Building a better state of mind is hardly ever the result of one large intervention, but a gradual process building on a range of different inputs.

A laugh here, a hug there, little conversations everywhere.

So the next time you’re mired in the glums, don’t dismiss that involuntary chuckle as meaningless.

It, and other perhaps tiny slices of positivity, are what will conspire to lift you back to where you belong.

4 thoughts on “Recovery from low moods is generally a gradual process

  1. So very true. And itsnt it also true that sometimes, we don’t allow that joke to let us be happier because at the time it just doesn’t seem right? Does that make sense?

    1. That makes sense to me. Had a bit of a hard time with bereavement this year at various times and at one of those I found myself realising that I had shut myself off from my sense of humour, and that thought was a bit of a mindful eureka moment. Which allowed me then to think that if I could lift my mood it would have been beneficial to be able to laugh, and that did then help lighten my mood a bit which was good. A grin is better than nothing (-_-)
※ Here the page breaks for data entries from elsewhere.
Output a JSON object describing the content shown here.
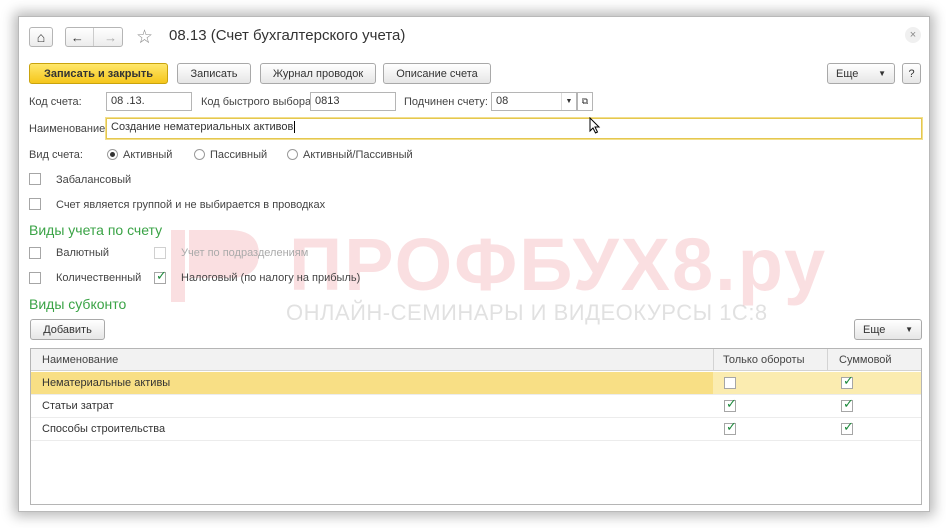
{
  "window": {
    "title": "08.13 (Счет бухгалтерского учета)",
    "close_glyph": "×"
  },
  "nav": {
    "home_glyph": "⌂",
    "back_glyph": "←",
    "forward_glyph": "→",
    "star_glyph": "☆"
  },
  "toolbar": {
    "save_close": "Записать и закрыть",
    "save": "Записать",
    "journal": "Журнал проводок",
    "description": "Описание счета",
    "more": "Еще",
    "help": "?"
  },
  "form": {
    "code_label": "Код счета:",
    "code_value": "08 .13.",
    "quick_label": "Код быстрого выбора:",
    "quick_value": "0813",
    "parent_label": "Подчинен счету:",
    "parent_value": "08",
    "name_label": "Наименование:",
    "name_value": "Создание нематериальных активов",
    "type_label": "Вид счета:",
    "type_options": [
      "Активный",
      "Пассивный",
      "Активный/Пассивный"
    ],
    "type_selected": "Активный",
    "offbalance_label": "Забалансовый",
    "offbalance_checked": false,
    "group_label": "Счет является группой и не выбирается в проводках",
    "group_checked": false
  },
  "accounting": {
    "title": "Виды учета по счету",
    "currency_label": "Валютный",
    "currency_checked": false,
    "quantity_label": "Количественный",
    "quantity_checked": false,
    "division_label": "Учет по подразделениям",
    "division_checked": false,
    "tax_label": "Налоговый (по налогу на прибыль)",
    "tax_checked": true
  },
  "subconto": {
    "title": "Виды субконто",
    "add_label": "Добавить",
    "more_label": "Еще",
    "columns": [
      "Наименование",
      "Только обороты",
      "Суммовой"
    ],
    "rows": [
      {
        "name": "Нематериальные активы",
        "turnover_only": false,
        "sum": true
      },
      {
        "name": "Статьи затрат",
        "turnover_only": true,
        "sum": true
      },
      {
        "name": "Способы строительства",
        "turnover_only": true,
        "sum": true
      }
    ]
  },
  "watermark": {
    "brand": "ПРОФБУХ8.ру",
    "tagline": "ОНЛАЙН-СЕМИНАРЫ И ВИДЕОКУРСЫ 1С:8",
    "color": "#e1505a"
  },
  "colors": {
    "accent_green": "#3aa346",
    "primary_button": "#f5c61b",
    "selected_row": "#fbecb0",
    "check_green": "#1d8a3c"
  }
}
  2. I am recovering from low mood and what a long process it is. But as you say, it is worth chipping away with countering activities and ideas. My problem has been that when low mood hits, as it did this August AGAIN ( Why always AUGUST??) I do not have any ideas left in my head to try and get myself moving out of low mood. Virtual catatonia results as every chore is a millstone. That’s right, a millstone, not a milestone. Haha!

    Anyone care to comment? Experienced this depletion too? Thanks, Jon.